I understand, but in principle that's what every rasterizer does. Well, not all do it as correctly or precisely as they could, but the principle is the same.
I believe that existing rasterizers for 2d graphics use either pixel coverage or super sampling. Please point me to some reference if I'm wrong.
Applying a real filter to a continuous ("analog") function and then sampling is something quite different.
From what I can see you seem to be doing it quite precisely, but this is definitely not trivial, at least if you also want it to be fast. Thus my question about the precise method used.
No, it is not trivial. It took me about a year to come up with the basic ideas, and about 2 additional years to reach the current status. This is the result of 3 years of unpaid work, and even if I want it all to be eventually in the public domain / MIT license (as appropriate), first I need: 1) Publish it with proper author attribution. It might be in a good magazine, or it might be as a Ph.D. thesis. Both require the work to be unpublished before. 2) Secure it in the public domain, so "bad guys" can't patent it. 3) Make some money, to be able to keep working on interesting stuff. This could be done by selling consulting services to someone interested in my work, provided they don't want to restrict what I can do with it.
When I have these worked out (and I welcome help and suggestions from you guys!), I'll be able to make it all available without restrictions.
Also, you show a demo of an image where the seams are not shown. Did you render the all objects to the same buffer or are you able to composite them seamlessly (without having problems with overlaps). And in either case, how did you make this efficient.
I rendered all the objects to an intermediate buffer and later I clean it. This is another part that should be properly published before fully disclosing it.
BTW, why is there also a color difference between your images and Inkscape.
There should be none. Where do you see it?

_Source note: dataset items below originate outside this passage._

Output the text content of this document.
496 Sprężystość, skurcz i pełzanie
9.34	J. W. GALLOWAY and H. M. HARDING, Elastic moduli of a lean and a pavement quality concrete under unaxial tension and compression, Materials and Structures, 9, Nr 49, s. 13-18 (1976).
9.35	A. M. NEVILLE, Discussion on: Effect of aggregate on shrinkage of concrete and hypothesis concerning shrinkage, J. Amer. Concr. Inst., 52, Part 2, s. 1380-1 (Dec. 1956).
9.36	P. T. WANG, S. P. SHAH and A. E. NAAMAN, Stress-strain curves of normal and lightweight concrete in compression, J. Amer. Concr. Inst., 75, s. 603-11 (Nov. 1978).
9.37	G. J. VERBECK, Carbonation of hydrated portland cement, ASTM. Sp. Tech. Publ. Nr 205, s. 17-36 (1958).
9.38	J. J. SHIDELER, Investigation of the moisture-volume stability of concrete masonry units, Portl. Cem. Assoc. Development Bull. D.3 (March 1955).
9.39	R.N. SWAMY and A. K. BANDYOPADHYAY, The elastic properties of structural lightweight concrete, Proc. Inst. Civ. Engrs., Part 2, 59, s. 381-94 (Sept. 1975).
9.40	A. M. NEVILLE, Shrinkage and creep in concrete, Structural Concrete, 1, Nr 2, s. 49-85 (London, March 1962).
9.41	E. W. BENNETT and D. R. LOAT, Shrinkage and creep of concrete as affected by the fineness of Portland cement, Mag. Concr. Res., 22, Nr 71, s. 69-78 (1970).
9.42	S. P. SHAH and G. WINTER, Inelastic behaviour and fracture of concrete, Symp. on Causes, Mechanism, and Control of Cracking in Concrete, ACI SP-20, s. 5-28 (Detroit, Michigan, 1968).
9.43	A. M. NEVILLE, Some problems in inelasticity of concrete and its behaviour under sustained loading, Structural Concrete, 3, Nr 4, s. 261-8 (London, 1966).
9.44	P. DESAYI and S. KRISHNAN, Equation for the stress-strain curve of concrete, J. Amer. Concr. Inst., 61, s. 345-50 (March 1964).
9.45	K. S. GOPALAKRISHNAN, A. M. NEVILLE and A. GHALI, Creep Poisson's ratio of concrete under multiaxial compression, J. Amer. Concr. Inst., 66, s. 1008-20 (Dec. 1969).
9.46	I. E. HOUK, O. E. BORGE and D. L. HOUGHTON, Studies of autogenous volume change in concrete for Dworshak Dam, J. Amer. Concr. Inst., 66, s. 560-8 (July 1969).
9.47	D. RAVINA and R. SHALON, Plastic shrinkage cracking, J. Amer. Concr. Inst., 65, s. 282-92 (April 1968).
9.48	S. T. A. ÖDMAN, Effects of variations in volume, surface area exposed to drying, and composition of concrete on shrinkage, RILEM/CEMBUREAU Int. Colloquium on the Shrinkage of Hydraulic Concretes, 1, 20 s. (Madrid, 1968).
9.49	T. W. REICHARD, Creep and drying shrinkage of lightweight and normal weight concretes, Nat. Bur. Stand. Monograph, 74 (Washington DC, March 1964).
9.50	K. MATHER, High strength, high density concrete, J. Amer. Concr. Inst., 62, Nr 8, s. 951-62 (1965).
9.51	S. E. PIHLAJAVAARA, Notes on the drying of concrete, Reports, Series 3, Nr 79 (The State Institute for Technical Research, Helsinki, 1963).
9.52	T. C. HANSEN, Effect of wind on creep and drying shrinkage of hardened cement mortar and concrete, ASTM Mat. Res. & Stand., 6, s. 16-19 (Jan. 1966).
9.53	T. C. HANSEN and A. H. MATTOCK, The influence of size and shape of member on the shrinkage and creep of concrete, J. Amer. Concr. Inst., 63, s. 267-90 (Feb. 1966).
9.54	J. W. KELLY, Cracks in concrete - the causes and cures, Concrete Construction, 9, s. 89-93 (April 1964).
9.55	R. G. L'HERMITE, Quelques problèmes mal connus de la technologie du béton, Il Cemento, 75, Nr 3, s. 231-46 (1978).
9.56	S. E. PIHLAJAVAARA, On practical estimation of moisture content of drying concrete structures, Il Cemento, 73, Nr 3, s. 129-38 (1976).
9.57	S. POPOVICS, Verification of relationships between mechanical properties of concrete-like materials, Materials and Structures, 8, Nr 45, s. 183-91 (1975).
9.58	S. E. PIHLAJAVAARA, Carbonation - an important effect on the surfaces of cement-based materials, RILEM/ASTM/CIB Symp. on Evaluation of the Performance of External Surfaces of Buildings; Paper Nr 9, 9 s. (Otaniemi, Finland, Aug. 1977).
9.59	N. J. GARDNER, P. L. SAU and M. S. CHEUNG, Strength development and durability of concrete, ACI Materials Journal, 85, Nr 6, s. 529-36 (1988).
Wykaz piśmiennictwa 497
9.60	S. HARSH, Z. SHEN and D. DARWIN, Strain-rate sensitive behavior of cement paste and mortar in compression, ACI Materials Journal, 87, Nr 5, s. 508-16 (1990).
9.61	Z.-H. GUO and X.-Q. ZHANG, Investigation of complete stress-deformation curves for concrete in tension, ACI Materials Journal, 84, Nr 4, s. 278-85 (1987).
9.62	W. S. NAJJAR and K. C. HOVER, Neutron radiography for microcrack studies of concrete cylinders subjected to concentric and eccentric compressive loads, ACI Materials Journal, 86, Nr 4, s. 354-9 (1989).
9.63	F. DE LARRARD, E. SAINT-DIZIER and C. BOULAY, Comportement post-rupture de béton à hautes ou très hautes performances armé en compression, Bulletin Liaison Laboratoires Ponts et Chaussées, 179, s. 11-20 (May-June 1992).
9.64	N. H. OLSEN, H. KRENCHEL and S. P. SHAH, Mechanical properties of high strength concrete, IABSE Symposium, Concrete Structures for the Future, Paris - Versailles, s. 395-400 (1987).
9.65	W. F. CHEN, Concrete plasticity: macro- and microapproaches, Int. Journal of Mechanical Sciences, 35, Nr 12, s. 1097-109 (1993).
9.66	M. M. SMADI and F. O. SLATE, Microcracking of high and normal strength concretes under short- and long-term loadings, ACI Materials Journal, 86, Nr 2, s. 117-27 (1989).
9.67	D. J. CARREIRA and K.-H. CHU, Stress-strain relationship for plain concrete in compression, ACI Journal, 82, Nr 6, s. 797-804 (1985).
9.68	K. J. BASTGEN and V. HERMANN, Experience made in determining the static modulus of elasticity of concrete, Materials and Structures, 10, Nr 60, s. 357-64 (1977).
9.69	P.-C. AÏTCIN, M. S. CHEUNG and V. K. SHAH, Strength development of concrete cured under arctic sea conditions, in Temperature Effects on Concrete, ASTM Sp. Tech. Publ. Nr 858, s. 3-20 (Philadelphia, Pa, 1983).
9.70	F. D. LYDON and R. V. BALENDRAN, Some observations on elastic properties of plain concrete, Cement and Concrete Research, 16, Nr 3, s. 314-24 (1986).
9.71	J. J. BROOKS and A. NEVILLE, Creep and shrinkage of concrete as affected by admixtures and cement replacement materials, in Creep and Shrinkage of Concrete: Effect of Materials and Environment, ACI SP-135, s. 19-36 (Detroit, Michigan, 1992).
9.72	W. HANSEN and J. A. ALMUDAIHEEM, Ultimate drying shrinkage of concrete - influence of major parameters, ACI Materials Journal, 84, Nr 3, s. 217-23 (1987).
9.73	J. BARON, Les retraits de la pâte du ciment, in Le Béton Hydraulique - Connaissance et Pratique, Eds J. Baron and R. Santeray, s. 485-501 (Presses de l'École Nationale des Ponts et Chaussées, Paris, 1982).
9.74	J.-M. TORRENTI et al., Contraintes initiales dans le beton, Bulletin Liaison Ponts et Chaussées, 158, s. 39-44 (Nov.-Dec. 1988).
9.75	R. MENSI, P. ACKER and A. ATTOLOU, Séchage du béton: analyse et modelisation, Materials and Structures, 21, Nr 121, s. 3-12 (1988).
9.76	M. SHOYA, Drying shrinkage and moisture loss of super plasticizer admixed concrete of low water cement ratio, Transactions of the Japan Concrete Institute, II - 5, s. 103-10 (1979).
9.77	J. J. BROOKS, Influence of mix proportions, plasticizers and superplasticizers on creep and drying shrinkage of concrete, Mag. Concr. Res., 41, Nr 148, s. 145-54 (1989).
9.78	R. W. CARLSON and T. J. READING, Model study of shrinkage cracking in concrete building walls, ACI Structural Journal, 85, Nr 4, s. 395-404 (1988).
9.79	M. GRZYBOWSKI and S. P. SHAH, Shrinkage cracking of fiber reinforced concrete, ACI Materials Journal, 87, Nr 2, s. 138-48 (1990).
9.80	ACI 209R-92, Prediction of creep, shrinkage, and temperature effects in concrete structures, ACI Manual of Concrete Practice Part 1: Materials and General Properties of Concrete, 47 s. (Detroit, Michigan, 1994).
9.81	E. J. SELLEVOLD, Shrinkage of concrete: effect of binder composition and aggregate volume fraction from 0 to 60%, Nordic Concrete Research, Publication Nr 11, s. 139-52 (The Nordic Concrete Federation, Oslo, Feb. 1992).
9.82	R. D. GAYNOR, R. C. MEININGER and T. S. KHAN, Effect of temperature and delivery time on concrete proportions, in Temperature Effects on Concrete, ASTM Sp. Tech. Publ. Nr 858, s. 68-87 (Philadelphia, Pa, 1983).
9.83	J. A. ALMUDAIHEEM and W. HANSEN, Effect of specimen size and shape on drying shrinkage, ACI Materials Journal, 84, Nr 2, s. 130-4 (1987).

For example the lion demo on your site. The two versions have very clearly different colors on my monitor. (Perhaps there's an issue with gamma or color profile settings...)
Oh, yes! I needed to check the numeric values. It seems my rgb values are slightly higher. I was using float arithmetic when blending, but recently did an integer only version for speed. It seems I wasn't careful enough when rounding. Thanks for pointing it out! I hope to fix the bug and the samples tomorrow.